Major Wall Street indexes closed lower on Tuesday as investors booked some profits from a post-election rally and turned cautious ahead of U.S. economic data due this week.
The three major indexes had rallied to record highs since the Nov. 5 U.S. election as investors bet on a boost to equities from President-elect Donald Trump’s proposed tax cuts and the prospect of easier regulatory policies.
But investor enthusiasm was dampened on Tuesday. European shares lost 2% as European Central Bank policymakers warned that increased tariffs from Trump would hamper global growth.
Some of the stocks expected to perform well under Trump gave back gains with shares in electric car maker Tesla falling during Tuesday’s session after rising nearly 40% since election day.
The small-cap Russell 2000 index lost ground after closing at a three-year high on Monday. And rising U.S. Treasury yields hurt equities as bond investors priced in Trump policies.
“The 10-year Treasury yield is kind of creating a headwind against the equity rally. There’s sort of these conflicting signals where investors are celebrating all of these growth initiatives but the bond market is pushing back,” said Jack Ablin, chief investment officer at Cresset Capital.
“The problem is between tariffs, tax cuts and immigration restrictions, it really is pushing on creating inflation pressure that the bond market can’t ignore.”
Russell Price, chief economist at Ameriprise Financial, said the decline in stocks overseas added some pressure to U.S. stocks, along with profit-taking ahead of inflation data.
“When we opened up already experiencing some downside with the very strong run that we’ve had, investors tend to look to take some profits just in case stocks continue to slide,” Price said.
On investors’ radar is Wednesday’s consumer price inflation data, followed by producer prices inflation and retail sales data later this week, as these could provide clues about the U.S. Federal Reserve’s policy path going forward.
The data presents a near-term risk to investments, said Price. “It very likely is contributing to a little bit of the downside that we’re seeing today.”
According to preliminary data, the S&P 500 lost 17.17 points, or 0.29%, to end at 5,984.18 points, while the Nasdaq Composite lost 16.00 points, or 0.08%, to 19,282.76. The Dow Jones Industrial Average fell 377.45 points, or 0.85%, to 43,915.68.
Markets have already dialed back expectations for interest-rate reductions over the next year, given strong economic data and the possible inflationary impact of some Trump policies.
Minneapolis Federal Reserve Bank President Neel Kashkari said Tuesday afternoon that U.S. monetary policy is “modestly restrictive,” with short-term borrowing costs continuing to slow inflation and the economy, but not by a lot.
Richmond Fed President Thomas Barkin said earlier in the day that the U.S. central bank is ready to respond if inflation pressures rise or the job market weakens.
Biotech firm Novavax dropped after cutting its annual revenue forecast due to lower-than-expected sales of its COVID-19 vaccine.
Honeywell hit a record high after activist investor Elliott Investment said it has built a stake worth more than $5 billion in the industrial conglomerate.
Wall Street firms are expected to pay heftier bonuses for this year, the first increase since a bumper year in 2021, according to a report by compensation consultancy Johnson Associates.

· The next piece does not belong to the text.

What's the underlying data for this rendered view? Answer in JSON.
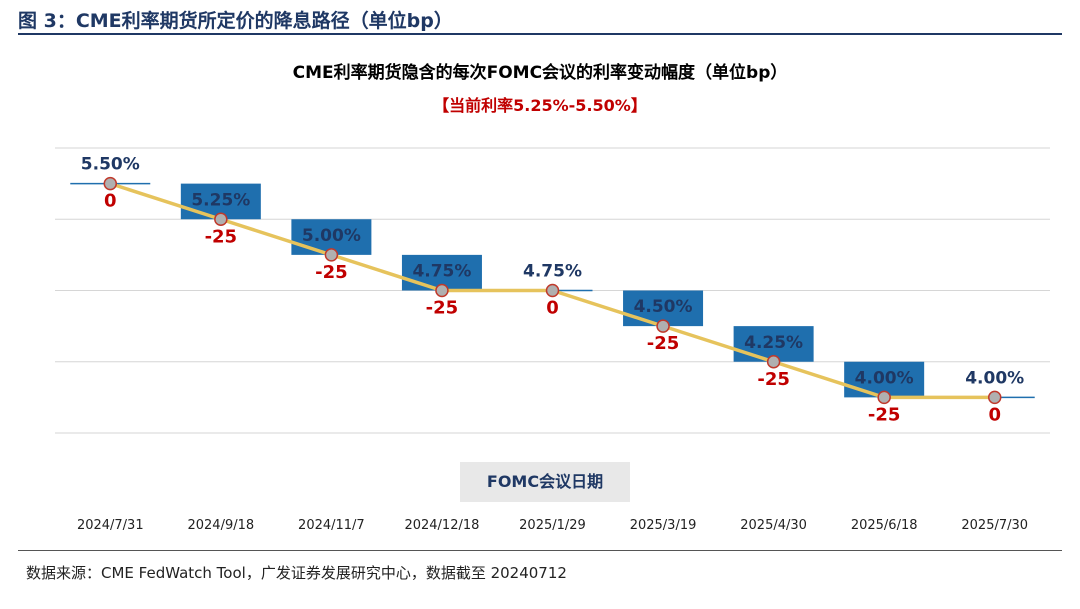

Payouts will probably rise after financiers benefited from several factors in recent months: a recovery in dealmaking, the Federal Reserve cutting interest rates and equity markets surging to record highs, said the consultancy’s founder, Alan Johnson.
“This year has been surprisingly good, and the industry is quite optimistic about 2025, especially with the potential of announcing more M&A deals,” he said, referring to mergers and acquisitions.
While bonuses will be more generous, they will remain below the record levels from 2021, when revenue and compensation were “abnormally good,” Johnson said.
Investment bankers in debt underwriting are projected to receive the biggest surge in bonuses of 25% to 35% for 2024, the estimates showed, buoyed by a resurgence of activity. Their counterparts in equity capital markets will likely get boosts of 15% to 25%.
Meanwhile, a slower recovery for M&A will result in more modest bonus increases of 5% to 10% for bankers advising on transactions.
Traders will also reap a windfall from more volatility and rising equities, the report showed. Equity sales and trading professionals can expect their bonuses to climb about 15% to 20%, while in fixed income, payouts will probably rise 5% to 10%.